Silicki powiedział też, że jeszcze do końca kwietnia trwać będzie rekrutacja ekspertów, którzy mieliby pracować w ENISA i zajmować się tym problemem.
W stworzeniu spójnego systemu bezpieczeństwa - jak mówił szef ENISA Andrea Pirotti, uczestniczący w spotkaniu dzięki połączeniu internetowemu z Brukselą - powinny w Europie współpracować państwa i instytucje, strona rządowa i sektor prywatny. Jak zapewnił, jest to część ogólnego procesu zachodzącego na naszym kontynencie, obserwowanego także w Polsce.

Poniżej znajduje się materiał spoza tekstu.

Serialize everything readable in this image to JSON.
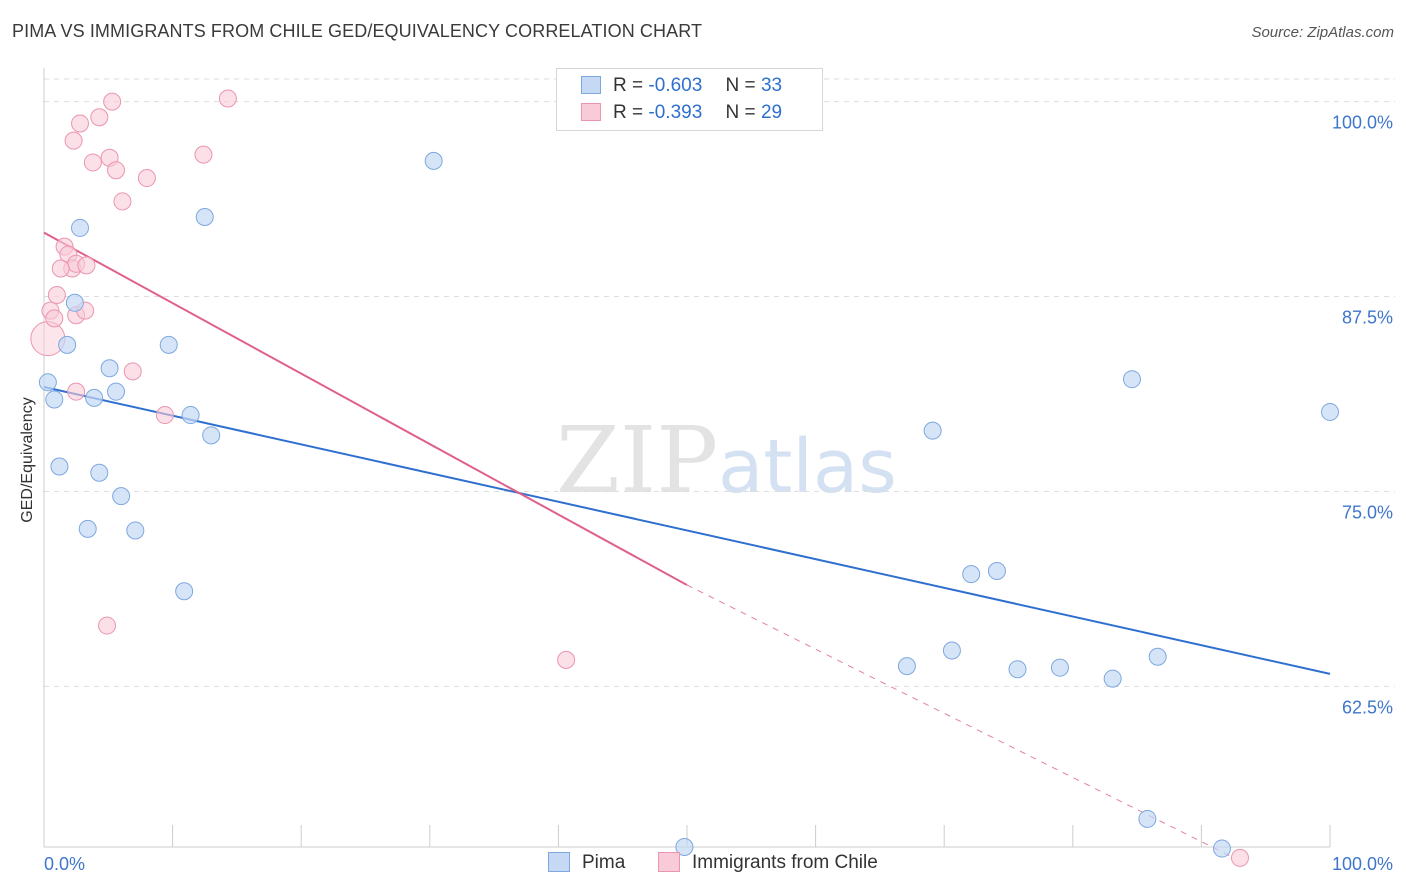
{
  "title": "PIMA VS IMMIGRANTS FROM CHILE GED/EQUIVALENCY CORRELATION CHART",
  "source": "Source: ZipAtlas.com",
  "watermark": {
    "zip": "ZIP",
    "atlas": "atlas"
  },
  "legend": {
    "rows": [
      {
        "r_label": "R =",
        "r_value": "-0.603",
        "n_label": "N =",
        "n_value": "33"
      },
      {
        "r_label": "R =",
        "r_value": "-0.393",
        "n_label": "N =",
        "n_value": "29"
      }
    ]
  },
  "bottom_legend": {
    "pima": "Pima",
    "chile": "Immigrants from Chile"
  },
  "colors": {
    "pima_fill": "#c5d9f4",
    "pima_stroke": "#7ea8e0",
    "pima_line": "#2f6fcf",
    "chile_fill": "#f9cbd8",
    "chile_stroke": "#ec95b0",
    "chile_line": "#e0608d",
    "tick_text": "#3f76cc",
    "grid": "#dddddd"
  },
  "chart_data": {
    "type": "scatter",
    "xlabel": "",
    "ylabel": "GED/Equivalency",
    "xlim": [
      0,
      100
    ],
    "ylim": [
      52.2,
      101.9
    ],
    "x_tick_labels": [
      "0.0%",
      "100.0%"
    ],
    "y_ticks": [
      {
        "value": 100.0,
        "label": "100.0%"
      },
      {
        "value": 87.5,
        "label": "87.5%"
      },
      {
        "value": 75.0,
        "label": "75.0%"
      },
      {
        "value": 62.5,
        "label": "62.5%"
      }
    ],
    "grid": "horizontal dashed",
    "series": [
      {
        "name": "Pima",
        "points": [
          [
            0.3,
            82.0
          ],
          [
            0.8,
            80.9
          ],
          [
            1.2,
            76.6
          ],
          [
            2.8,
            91.9
          ],
          [
            2.4,
            87.1
          ],
          [
            1.8,
            84.4
          ],
          [
            5.1,
            82.9
          ],
          [
            5.6,
            81.4
          ],
          [
            3.9,
            81.0
          ],
          [
            4.3,
            76.2
          ],
          [
            6.0,
            74.7
          ],
          [
            3.4,
            72.6
          ],
          [
            7.1,
            72.5
          ],
          [
            9.7,
            84.4
          ],
          [
            12.5,
            92.6
          ],
          [
            11.4,
            79.9
          ],
          [
            13.0,
            78.6
          ],
          [
            10.9,
            68.6
          ],
          [
            30.3,
            96.2
          ],
          [
            49.8,
            52.2
          ],
          [
            69.1,
            78.9
          ],
          [
            72.1,
            69.7
          ],
          [
            74.1,
            69.9
          ],
          [
            67.1,
            63.8
          ],
          [
            70.6,
            64.8
          ],
          [
            75.7,
            63.6
          ],
          [
            79.0,
            63.7
          ],
          [
            83.1,
            63.0
          ],
          [
            84.6,
            82.2
          ],
          [
            86.6,
            64.4
          ],
          [
            85.8,
            54.0
          ],
          [
            91.6,
            52.1
          ],
          [
            100.0,
            80.1
          ]
        ],
        "trend": {
          "x": [
            0,
            100
          ],
          "y": [
            81.7,
            63.3
          ],
          "style": "solid"
        }
      },
      {
        "name": "Immigrants from Chile",
        "points": [
          [
            0.3,
            84.8
          ],
          [
            0.5,
            86.6
          ],
          [
            0.8,
            86.1
          ],
          [
            1.0,
            87.6
          ],
          [
            1.6,
            90.7
          ],
          [
            1.9,
            90.2
          ],
          [
            2.2,
            89.3
          ],
          [
            2.5,
            89.6
          ],
          [
            1.3,
            89.3
          ],
          [
            2.5,
            86.3
          ],
          [
            3.2,
            86.6
          ],
          [
            3.3,
            89.5
          ],
          [
            2.3,
            97.5
          ],
          [
            2.8,
            98.6
          ],
          [
            3.8,
            96.1
          ],
          [
            4.3,
            99.0
          ],
          [
            5.1,
            96.4
          ],
          [
            5.6,
            95.6
          ],
          [
            6.1,
            93.6
          ],
          [
            5.3,
            100.0
          ],
          [
            8.0,
            95.1
          ],
          [
            12.4,
            96.6
          ],
          [
            14.3,
            100.2
          ],
          [
            2.5,
            81.4
          ],
          [
            6.9,
            82.7
          ],
          [
            9.4,
            79.9
          ],
          [
            4.9,
            66.4
          ],
          [
            40.6,
            64.2
          ],
          [
            93.0,
            51.5
          ]
        ],
        "trend": {
          "x": [
            0,
            50
          ],
          "y": [
            91.6,
            69.0
          ],
          "style": "solid",
          "extension": {
            "x": [
              50,
              92.3
            ],
            "y": [
              69.0,
              51.6
            ],
            "style": "dashed"
          }
        }
      }
    ]
  }
}
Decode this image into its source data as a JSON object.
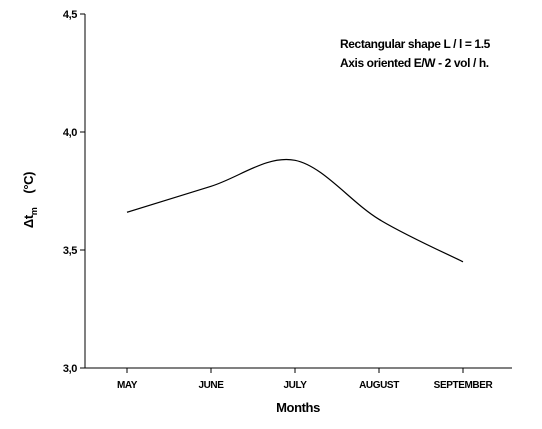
{
  "chart_data": {
    "type": "line",
    "annotations": [
      "Rectangular shape L / l = 1.5",
      "Axis oriented E/W - 2 vol / h."
    ],
    "x_label": "Months",
    "y_label": {
      "main": "Δt",
      "sub": "m",
      "unit": "(°C)"
    },
    "categories": [
      "MAY",
      "JUNE",
      "JULY",
      "AUGUST",
      "SEPTEMBER"
    ],
    "values": [
      3.66,
      3.77,
      3.88,
      3.63,
      3.45
    ],
    "color": "#000000",
    "ylim": [
      3.0,
      4.5
    ],
    "yticks": [
      {
        "value": 3.0,
        "label": "3,0"
      },
      {
        "value": 3.5,
        "label": "3,5"
      },
      {
        "value": 4.0,
        "label": "4,0"
      },
      {
        "value": 4.5,
        "label": "4,5"
      }
    ]
  }
}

Uczestnicy konferencji wiele uwagi poświęcili też sytuacji "błędnego koła" - powstającego przy próbie wybierania pomiędzy wolnością i bezpieczeństwem. O zagadnieniach tych mówili Edwin Bendyk z tygodnika "Polityka" i niezależny konsultant Kazimierz Dymek.
Jak uznał Dymek, w dobie społeczeństwa informacyjnego intensywność kontroli, na które - w imię poczucia bezpieczeństwa instytucji społecznych - skazana może być jednostka, jest "zagadnieniem nierozwiązywalnym". Z jednej strony bowiem nie chcemy być kontrolowani, z drugiej jednak - większa kontrola jest konieczna dla naszego bezpieczeństwa.